Edge case: very low-margin commodity resale
Cost $98.50, selling price $102.00
Gross margin comes out at 3.43% and markup is just 3.55%. At this level, a single unforeseen cost — a return, a freight surcharge, a payment processing fee — can wipe out the entire profit. The calculator flags a warning below 10%, which is the practical signal to revisit the pricing or supplier negotiation.
Freelancer pricing a service package
Cost $150 (direct time and tools), selling price $450, target margin 70%
The gross margin is 66.67% and the markup is 200%. The target margin field shows that to hit 70% margin, the package would need to be priced at $500. The difference — just $50 — is a useful anchor for the next client conversation about pricing.
Expert Unlock
The thing most explanations skip

The margin formula assumes price and cost are independent and static — neither is true in practice. Volume pricing changes cost at different order quantities, and competitive pressure changes the ceiling on price. The real practitioner question is not what is my margin at this price, but what is my margin at each price tier and each cost bracket. Running this calculation at two or three cost and price combinations gives you the margin sensitivity — how much margin changes per dollar of price movement or cost reduction. That sensitivity number tells you whether effort is better spent on supplier negotiation or price optimisation.

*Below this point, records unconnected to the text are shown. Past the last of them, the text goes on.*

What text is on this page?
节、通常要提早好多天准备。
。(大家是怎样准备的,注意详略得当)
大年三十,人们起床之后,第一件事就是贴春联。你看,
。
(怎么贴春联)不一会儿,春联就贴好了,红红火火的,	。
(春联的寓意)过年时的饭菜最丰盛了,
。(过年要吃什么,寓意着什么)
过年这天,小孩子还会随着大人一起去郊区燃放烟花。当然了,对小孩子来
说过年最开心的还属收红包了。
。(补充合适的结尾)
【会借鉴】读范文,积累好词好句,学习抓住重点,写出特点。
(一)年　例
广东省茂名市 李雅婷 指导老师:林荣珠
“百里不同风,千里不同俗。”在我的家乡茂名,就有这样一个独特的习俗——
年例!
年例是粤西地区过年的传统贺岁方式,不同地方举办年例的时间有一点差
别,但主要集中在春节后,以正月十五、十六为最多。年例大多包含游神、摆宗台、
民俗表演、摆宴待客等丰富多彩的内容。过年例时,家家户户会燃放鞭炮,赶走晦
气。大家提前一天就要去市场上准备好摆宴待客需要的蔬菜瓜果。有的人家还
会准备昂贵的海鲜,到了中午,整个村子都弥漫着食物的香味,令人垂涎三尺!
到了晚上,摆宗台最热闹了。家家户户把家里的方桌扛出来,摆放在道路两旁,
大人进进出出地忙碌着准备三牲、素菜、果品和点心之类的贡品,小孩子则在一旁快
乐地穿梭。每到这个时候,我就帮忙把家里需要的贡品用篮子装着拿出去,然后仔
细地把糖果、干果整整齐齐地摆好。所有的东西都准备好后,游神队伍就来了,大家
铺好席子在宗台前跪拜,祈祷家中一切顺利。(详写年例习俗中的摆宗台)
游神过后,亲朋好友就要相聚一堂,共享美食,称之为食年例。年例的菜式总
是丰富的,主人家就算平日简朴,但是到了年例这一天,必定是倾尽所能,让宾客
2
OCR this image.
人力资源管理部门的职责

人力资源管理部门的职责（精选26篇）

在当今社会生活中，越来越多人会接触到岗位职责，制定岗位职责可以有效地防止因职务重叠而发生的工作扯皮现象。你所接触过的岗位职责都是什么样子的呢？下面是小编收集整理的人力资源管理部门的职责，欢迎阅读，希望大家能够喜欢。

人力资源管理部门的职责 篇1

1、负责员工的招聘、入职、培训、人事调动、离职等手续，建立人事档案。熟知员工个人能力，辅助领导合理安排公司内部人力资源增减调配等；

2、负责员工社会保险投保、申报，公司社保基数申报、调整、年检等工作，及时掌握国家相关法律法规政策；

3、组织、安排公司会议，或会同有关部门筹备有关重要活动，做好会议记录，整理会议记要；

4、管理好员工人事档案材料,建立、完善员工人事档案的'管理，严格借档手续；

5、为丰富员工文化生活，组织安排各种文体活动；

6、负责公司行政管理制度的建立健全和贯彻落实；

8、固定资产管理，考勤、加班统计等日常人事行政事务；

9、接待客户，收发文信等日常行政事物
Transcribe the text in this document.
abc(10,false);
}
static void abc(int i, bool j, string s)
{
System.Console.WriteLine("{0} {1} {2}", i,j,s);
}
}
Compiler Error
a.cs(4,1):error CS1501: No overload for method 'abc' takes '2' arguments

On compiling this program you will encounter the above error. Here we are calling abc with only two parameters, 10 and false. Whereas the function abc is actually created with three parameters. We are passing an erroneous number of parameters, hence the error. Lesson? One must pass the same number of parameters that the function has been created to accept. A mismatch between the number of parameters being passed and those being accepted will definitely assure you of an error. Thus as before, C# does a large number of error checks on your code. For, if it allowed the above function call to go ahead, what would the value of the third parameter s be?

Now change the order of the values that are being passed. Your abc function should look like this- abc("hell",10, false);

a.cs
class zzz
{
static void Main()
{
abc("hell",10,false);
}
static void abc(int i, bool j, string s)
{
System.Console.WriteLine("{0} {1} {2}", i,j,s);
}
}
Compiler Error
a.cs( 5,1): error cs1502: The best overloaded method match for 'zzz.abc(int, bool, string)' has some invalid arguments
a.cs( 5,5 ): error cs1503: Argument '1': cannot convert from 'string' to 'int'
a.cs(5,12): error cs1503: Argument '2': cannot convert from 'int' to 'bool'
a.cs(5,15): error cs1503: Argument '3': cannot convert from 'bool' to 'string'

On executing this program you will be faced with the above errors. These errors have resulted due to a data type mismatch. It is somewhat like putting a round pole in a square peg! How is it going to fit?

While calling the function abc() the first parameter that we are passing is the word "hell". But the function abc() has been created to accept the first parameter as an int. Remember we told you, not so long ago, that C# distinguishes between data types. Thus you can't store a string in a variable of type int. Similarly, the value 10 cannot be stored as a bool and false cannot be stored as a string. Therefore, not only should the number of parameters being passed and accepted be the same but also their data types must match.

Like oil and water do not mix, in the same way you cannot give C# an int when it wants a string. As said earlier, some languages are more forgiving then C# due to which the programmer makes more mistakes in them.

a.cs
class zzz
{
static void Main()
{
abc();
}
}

Why is my margin percentage different from my markup?

What is the difference between margin and markup?
Margin is profit as a percentage of the selling price. Markup is profit as a percentage of the cost. A product that costs $10 and sells for $20 has a 50% margin but a 100% markup. They measure the same profit from different reference points — margin tells you how much of each dollar of revenue you keep, markup tells you how much you added to cost.
What is a good gross margin for a product business?
It depends heavily on the category. Physical retail typically runs 40% to 60% gross margin. Software and digital products often exceed 70% or 80%. Wholesale and commodity distribution can be 10% to 20%. The key is whether gross margin is enough to cover your operating costs and still leave net profit — a 50% gross margin with 60% operating expenses still loses money.
How do I find the selling price to hit a target margin?
Divide your cost by one minus your target margin expressed as a decimal. For a 60% margin target on a $15 cost: $15 divided by (1 minus 0.60) equals $37.50. This is not the same as adding 60% to the cost — that would give you a 37.5% margin, not 60%. Use the target margin field in this calculator to avoid that common error.